There are a lot of excellent moscatos in retail stores. Truly great moscato, with delicate fruit bound by crisp acidity and gentle effervescence, can only be achieved with perfect balance. Only a few producers have mastered the craft. One of these is Stefano Perrone of Elio Perrone, who has emerged as one of the region's best.
Perrone, who took over the family domaine named for his father, produces two moscatos. The first, named Sourgal, is released around November and carries a pure, vibrant expression of the moscato grape. His second wine, Clarté, released five months later, is considered by many to be his best -- emphasizing a sublime purity, an extraordinary richness and an ambrosia-like quality. Both can be found for less than $20.
MOSCATO would be ideal for a Valentine's picnic. Here are foods that make an especially good match. Find them at select markets or specialty shops:
The classic combination of ripe cantaloupe and prosciutto di Parma is always fantastic. The lesser known prosciutto di San Danielle with its milder, sweeter flavors, works equally well and is a personal favorite. If you can find it, the French Charentais melon (now cultivated in South America and Chile) or hybrid French Kiss melon (a Charentais/canteloupe cross) are very sweet, succulent and an excellent alternative to cantaloupe or honeydew.
Patés and mousses work well with moscato. The slightly sweet and savory Mousse Truffee with Cognac and Truffles by Three Little Pigs is ideal, while Paté Mousquetierre with Prunes and Armagnac by D'Artagnan has rich robust flavors.

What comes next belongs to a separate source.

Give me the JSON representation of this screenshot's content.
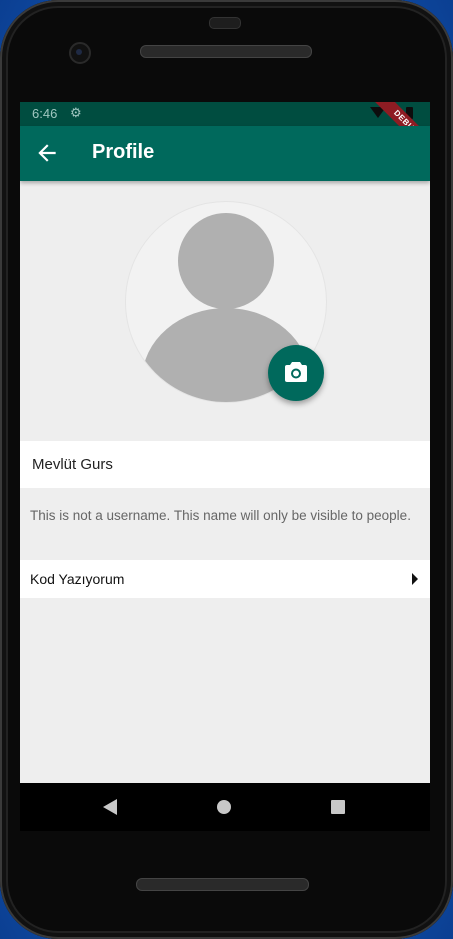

In England, cheeses with fruit have always been popular. A few of my favorites include Wensleydale with Cranberry, White Stilton with Mango and Ginger, White Stilton with Apricots and, from Italy, the Peck Marsacapone and Fig Torte.
Moscato also goes well with cakes or tarts with fruit and cream-rich puddings such as zabaglione and panna cotta. Consider, as well, French pastries from St. Germain's Bakery or J.J.'s French Pastry on Waialae Avenue. Owner J.J. Praseuth Luangkhot highly recommends a light, flavorful tart such as the almondine as it contrasts with the exotic sweetness of the moscato.

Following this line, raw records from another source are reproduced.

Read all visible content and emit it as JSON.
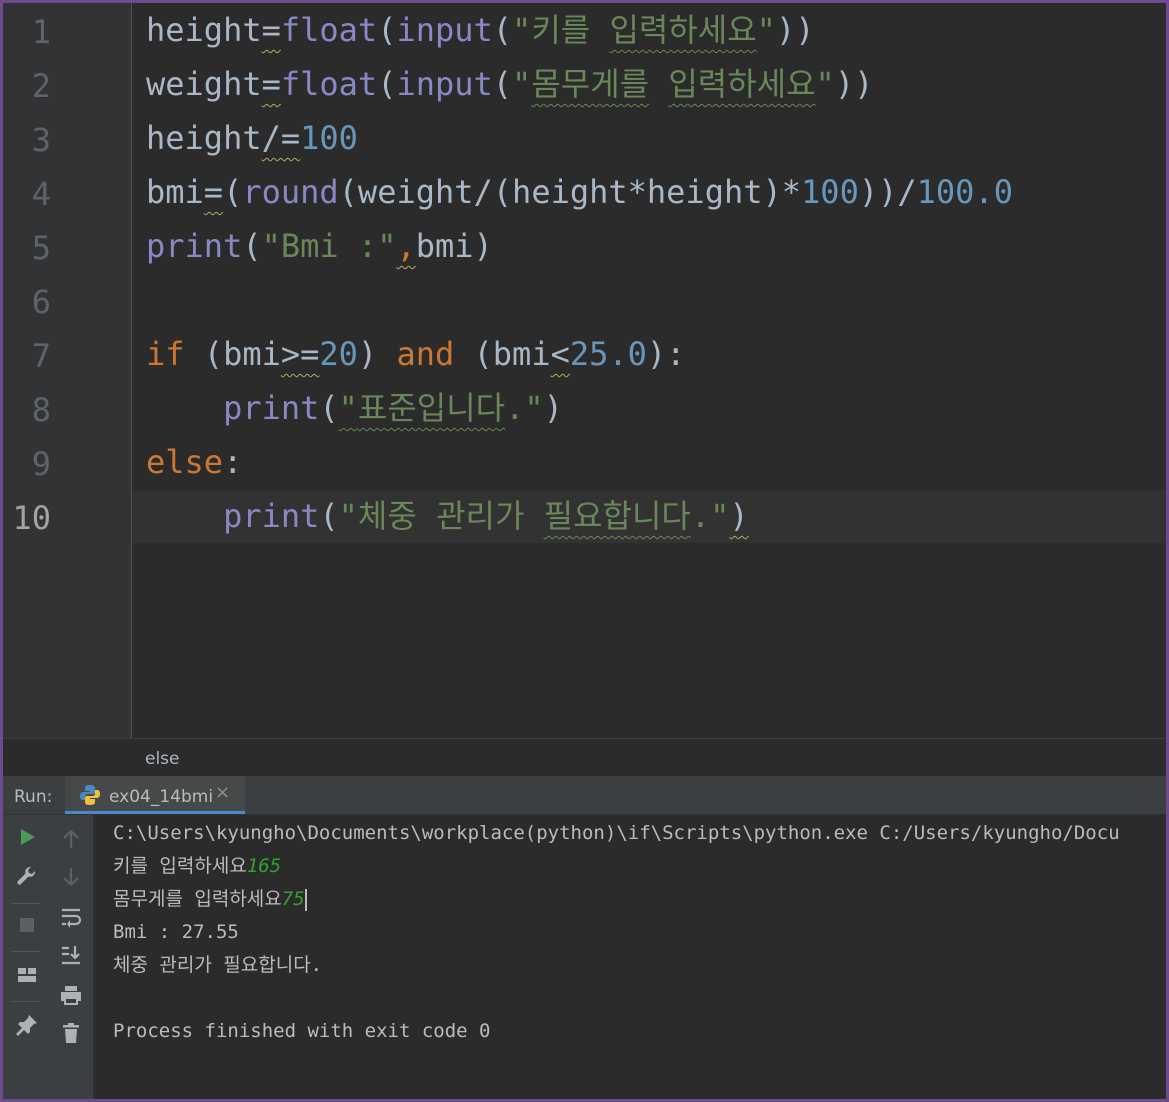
{
  "editor": {
    "line_numbers": [
      "1",
      "2",
      "3",
      "4",
      "5",
      "6",
      "7",
      "8",
      "9",
      "10"
    ],
    "current_line": "10",
    "lines": {
      "l1": {
        "t1": "height",
        "t2": "=",
        "t3": "float",
        "t4": "(",
        "t5": "input",
        "t6": "(",
        "t7": "\"키를 ",
        "t8": "입력하세요",
        "t9": "\"",
        "t10": "))"
      },
      "l2": {
        "t1": "weight",
        "t2": "=",
        "t3": "float",
        "t4": "(",
        "t5": "input",
        "t6": "(",
        "t7": "\"",
        "t8": "몸무게를",
        "t9": " ",
        "t10": "입력하세요",
        "t11": "\"",
        "t12": "))"
      },
      "l3": {
        "t1": "height",
        "t2": "/=",
        "t3": "100"
      },
      "l4": {
        "t1": "bmi",
        "t2": "=",
        "t3": "(",
        "t4": "round",
        "t5": "(weight/(height*height)*",
        "t6": "100",
        "t7": "))/",
        "t8": "100.0"
      },
      "l5": {
        "t1": "print",
        "t2": "(",
        "t3": "\"Bmi :\"",
        "t4": ",",
        "t5": "bmi)"
      },
      "l7": {
        "t1": "if",
        "t2": " (bmi",
        "t3": ">=",
        "t4": "20",
        "t5": ") ",
        "t6": "and",
        "t7": " (bmi",
        "t8": "<",
        "t9": "25.0",
        "t10": "):"
      },
      "l8": {
        "t0": "    ",
        "t1": "print",
        "t2": "(",
        "t3": "\"",
        "t4": "표준입니다",
        "t5": ".\"",
        "t6": ")"
      },
      "l9": {
        "t1": "else",
        "t2": ":"
      },
      "l10": {
        "t0": "    ",
        "t1": "print",
        "t2": "(",
        "t3": "\"체중 관리가 ",
        "t4": "필요합니다",
        "t5": ".\"",
        "t6": ")"
      }
    }
  },
  "breadcrumb": "else",
  "run_panel": {
    "label": "Run:",
    "tab_label": "ex04_14bmi",
    "tab_close": "×",
    "tab_icon": "python-icon",
    "toolbar_icons": [
      "rerun-icon",
      "wrench-icon",
      "stop-icon",
      "layout-icon",
      "pin-icon",
      "up-arrow-icon",
      "down-arrow-icon",
      "soft-wrap-icon",
      "scroll-to-end-icon",
      "print-icon",
      "trash-icon"
    ]
  },
  "console": {
    "command": "C:\\Users\\kyungho\\Documents\\workplace(python)\\if\\Scripts\\python.exe C:/Users/kyungho/Docu",
    "prompt1": "키를 입력하세요",
    "input1": "165",
    "prompt2": "몸무게를 입력하세요",
    "input2": "75",
    "output1": "Bmi : 27.55",
    "output2": "체중 관리가 필요합니다.",
    "exit": "Process finished with exit code 0"
  },
  "colors": {
    "keyword": "#cc7832",
    "builtin": "#8888c6",
    "number": "#6897bb",
    "string": "#6a8759",
    "default": "#a9b7c6",
    "background": "#2b2b2b",
    "console_input": "#33a02c",
    "frame": "#6e4a8e"
  }
}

For a natural approach, marinate fresh berries (especially strawberries) in moscato. Top with whipped cream, rice cream or -- my personal choices -- the polar treats of Haagen Dazs French Vanilla or Lemon Custard from Dave's Ice Cream.
THE INNOVATIVE Elio Perrone also makes a pink frizzante-styled wine called Bigaro, also less than $20. Like moscato, Bigaro is refreshingly sweet, but a blend of the moscato and brachetto grapes. The wine is wonderful, with watermelon and strawberry flavors.
Complement Bigaro's unique flavors with fruit tarts with berries and cherries or desserts with a lighter layering of chocolate. A guava chiffon cake from Liliha Bakery or a black forest cake from the Patisserie would be perfect.
And now that I've given away all these ideas, I'll have to come up with a new one for my special someone.
Kevin Toyama is a sommelier at the Halekulani Hotel and an advanced certificate holder from the Court of Master Sommeliers.